Communication for Information and Systems Technology
Analysis of Article by Christopher Bantick
It has become all too commonplace for educators and academics to decry the quality of contemporary education. The loss of respect for standards and quality in favor of a more relativist and "progressive" approach is often cited as evidence of cultural decline. The article by Christopher Bantick, "Poor Show in Classrooms When Grammar's Tossed Out the Door," stands as an example this sort of cultural jeremiad.
In a general sense Bantick seeks to criticize the de-emphasizing of grammar studies as signaling an abandonment of scholastic rigor in favor of an more reticent and lackadaisical approach to the education of, in his case, Australian youths. As a sign of the horrific state of grammar in Australia, Bantick mentions the case of the English Teachers Association of Queensland failing to fix some 65 errors in one of its own manuals. He says that since the teaching of grammar was abandoned in the 1960's, "…two generations of teachers…do not understand grammar because they were not taught it. This should be a concern to all parents, employers, and educators" (Bantick 2010). Thus the deficit of understanding of grammar on the part of many Australians is as much the consequence of not teaching it as it is the result of most teachers not even knowing it. He balks at the claim, often made today in the age of communications technology, that computers (specifically spelling and grammar checkers) have "done away with the need for learning grammar." Computers, according to Bantick, are at best a poor substitute for the proper study of grammar.

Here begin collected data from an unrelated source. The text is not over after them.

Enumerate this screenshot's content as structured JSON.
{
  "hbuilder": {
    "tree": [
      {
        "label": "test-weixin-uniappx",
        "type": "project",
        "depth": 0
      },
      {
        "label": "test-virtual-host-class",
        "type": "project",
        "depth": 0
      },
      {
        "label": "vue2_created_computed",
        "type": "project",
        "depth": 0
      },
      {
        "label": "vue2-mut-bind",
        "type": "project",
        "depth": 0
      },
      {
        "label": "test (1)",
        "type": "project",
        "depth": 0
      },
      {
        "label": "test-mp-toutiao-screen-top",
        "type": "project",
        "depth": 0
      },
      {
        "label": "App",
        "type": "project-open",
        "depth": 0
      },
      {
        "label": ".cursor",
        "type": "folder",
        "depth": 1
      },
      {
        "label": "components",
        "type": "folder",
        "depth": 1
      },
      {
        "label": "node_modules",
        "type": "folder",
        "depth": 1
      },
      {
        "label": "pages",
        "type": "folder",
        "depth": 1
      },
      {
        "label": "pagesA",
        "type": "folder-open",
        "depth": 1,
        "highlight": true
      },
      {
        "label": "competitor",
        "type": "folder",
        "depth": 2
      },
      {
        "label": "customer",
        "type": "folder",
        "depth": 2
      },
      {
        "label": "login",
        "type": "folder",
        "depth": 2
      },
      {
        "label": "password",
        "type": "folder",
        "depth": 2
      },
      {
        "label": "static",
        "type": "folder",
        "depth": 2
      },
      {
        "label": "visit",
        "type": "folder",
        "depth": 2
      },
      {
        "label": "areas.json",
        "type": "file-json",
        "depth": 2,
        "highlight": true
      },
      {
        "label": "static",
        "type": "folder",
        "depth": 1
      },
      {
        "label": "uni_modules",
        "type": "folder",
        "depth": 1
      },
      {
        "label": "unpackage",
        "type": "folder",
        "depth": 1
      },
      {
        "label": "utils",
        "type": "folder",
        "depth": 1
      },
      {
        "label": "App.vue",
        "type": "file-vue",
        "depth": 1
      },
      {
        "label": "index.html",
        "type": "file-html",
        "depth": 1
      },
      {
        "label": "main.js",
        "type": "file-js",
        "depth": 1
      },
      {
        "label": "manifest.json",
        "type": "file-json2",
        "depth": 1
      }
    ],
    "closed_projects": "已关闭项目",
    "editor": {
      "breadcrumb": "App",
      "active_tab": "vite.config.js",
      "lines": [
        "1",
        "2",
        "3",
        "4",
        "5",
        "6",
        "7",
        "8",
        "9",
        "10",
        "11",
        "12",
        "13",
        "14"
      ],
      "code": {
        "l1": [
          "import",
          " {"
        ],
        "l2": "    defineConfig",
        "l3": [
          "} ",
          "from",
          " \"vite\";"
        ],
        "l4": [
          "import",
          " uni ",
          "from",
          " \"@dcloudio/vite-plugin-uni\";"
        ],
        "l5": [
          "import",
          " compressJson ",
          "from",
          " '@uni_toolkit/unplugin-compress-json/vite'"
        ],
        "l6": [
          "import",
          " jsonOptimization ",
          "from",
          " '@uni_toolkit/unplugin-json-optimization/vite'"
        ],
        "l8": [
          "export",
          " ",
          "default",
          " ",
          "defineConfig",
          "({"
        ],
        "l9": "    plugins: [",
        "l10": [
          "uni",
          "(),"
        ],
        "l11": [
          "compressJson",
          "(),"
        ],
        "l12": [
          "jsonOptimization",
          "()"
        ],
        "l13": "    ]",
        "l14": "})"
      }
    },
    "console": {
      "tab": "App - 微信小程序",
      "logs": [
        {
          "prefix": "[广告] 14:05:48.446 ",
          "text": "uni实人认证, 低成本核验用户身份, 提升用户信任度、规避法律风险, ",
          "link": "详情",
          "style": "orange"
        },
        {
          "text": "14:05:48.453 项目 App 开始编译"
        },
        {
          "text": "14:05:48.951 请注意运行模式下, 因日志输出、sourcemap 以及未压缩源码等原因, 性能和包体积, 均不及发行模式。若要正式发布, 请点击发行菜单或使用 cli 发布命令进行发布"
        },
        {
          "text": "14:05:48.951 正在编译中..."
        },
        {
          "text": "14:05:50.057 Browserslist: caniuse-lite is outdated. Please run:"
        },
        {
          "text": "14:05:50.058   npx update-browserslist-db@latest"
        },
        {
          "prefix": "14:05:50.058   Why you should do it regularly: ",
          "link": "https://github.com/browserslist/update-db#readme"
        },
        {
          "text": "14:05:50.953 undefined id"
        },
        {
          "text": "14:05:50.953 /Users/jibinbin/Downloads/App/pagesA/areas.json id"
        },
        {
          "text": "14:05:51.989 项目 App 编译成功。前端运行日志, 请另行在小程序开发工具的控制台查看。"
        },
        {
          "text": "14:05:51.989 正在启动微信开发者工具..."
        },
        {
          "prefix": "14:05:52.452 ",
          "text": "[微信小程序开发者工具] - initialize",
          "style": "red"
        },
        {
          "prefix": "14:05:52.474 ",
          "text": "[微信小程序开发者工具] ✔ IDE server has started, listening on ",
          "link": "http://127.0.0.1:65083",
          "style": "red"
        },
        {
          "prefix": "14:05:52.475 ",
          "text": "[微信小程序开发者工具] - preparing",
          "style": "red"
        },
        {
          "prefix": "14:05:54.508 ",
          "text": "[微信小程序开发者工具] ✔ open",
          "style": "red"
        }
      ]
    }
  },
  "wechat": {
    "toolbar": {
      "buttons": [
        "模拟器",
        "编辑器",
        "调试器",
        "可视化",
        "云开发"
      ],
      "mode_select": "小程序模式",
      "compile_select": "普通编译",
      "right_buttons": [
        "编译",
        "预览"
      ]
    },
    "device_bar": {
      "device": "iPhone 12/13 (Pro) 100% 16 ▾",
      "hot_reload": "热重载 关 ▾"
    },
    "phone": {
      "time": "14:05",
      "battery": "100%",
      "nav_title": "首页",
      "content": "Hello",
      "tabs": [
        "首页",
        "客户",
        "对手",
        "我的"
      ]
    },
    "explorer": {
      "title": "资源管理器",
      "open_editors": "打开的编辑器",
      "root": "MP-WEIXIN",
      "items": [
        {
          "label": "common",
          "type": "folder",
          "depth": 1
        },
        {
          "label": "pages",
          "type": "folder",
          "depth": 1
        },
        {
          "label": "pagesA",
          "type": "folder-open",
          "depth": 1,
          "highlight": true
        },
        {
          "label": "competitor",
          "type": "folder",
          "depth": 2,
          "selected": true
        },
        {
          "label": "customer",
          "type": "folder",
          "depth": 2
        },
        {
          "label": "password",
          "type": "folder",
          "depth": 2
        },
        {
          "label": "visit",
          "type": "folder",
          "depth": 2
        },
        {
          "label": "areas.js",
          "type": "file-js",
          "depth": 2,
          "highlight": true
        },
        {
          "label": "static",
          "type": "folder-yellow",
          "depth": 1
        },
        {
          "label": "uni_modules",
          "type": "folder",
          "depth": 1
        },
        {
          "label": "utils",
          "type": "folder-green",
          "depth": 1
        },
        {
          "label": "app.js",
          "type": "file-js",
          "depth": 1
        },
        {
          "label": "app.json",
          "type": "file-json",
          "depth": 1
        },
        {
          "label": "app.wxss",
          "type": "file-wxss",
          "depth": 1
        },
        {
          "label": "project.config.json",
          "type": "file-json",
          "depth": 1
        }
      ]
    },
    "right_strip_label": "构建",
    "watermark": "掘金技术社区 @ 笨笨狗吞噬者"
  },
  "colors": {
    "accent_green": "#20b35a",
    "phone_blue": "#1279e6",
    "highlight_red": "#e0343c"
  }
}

He then offers what amounts to a criticism of the postmodern assertion that communication is a matter of utility and therefore not something to be bothered by the rules of grammar. He refers to as "utter nonsense" the ideas put forth by some modern scholars who claim that grammar is but a power-grabbing tool "to establish linguistic hierarchy" (Bantick 2010). According to Bantick, grammar provides an objective material for study. By denying children grammar, the school system is effectively robbing them of "their own language" and giving them nothing more than a relativistic and ephemeral means to write, speak, and communicate. "Grammar has a sense of order. This is different from essays, which can frequently be subjectively assessed…whereas grammar deals in objectivity, exactitude and rules" (Bantick 2010). Bantick's sympathies are by now quite obvious.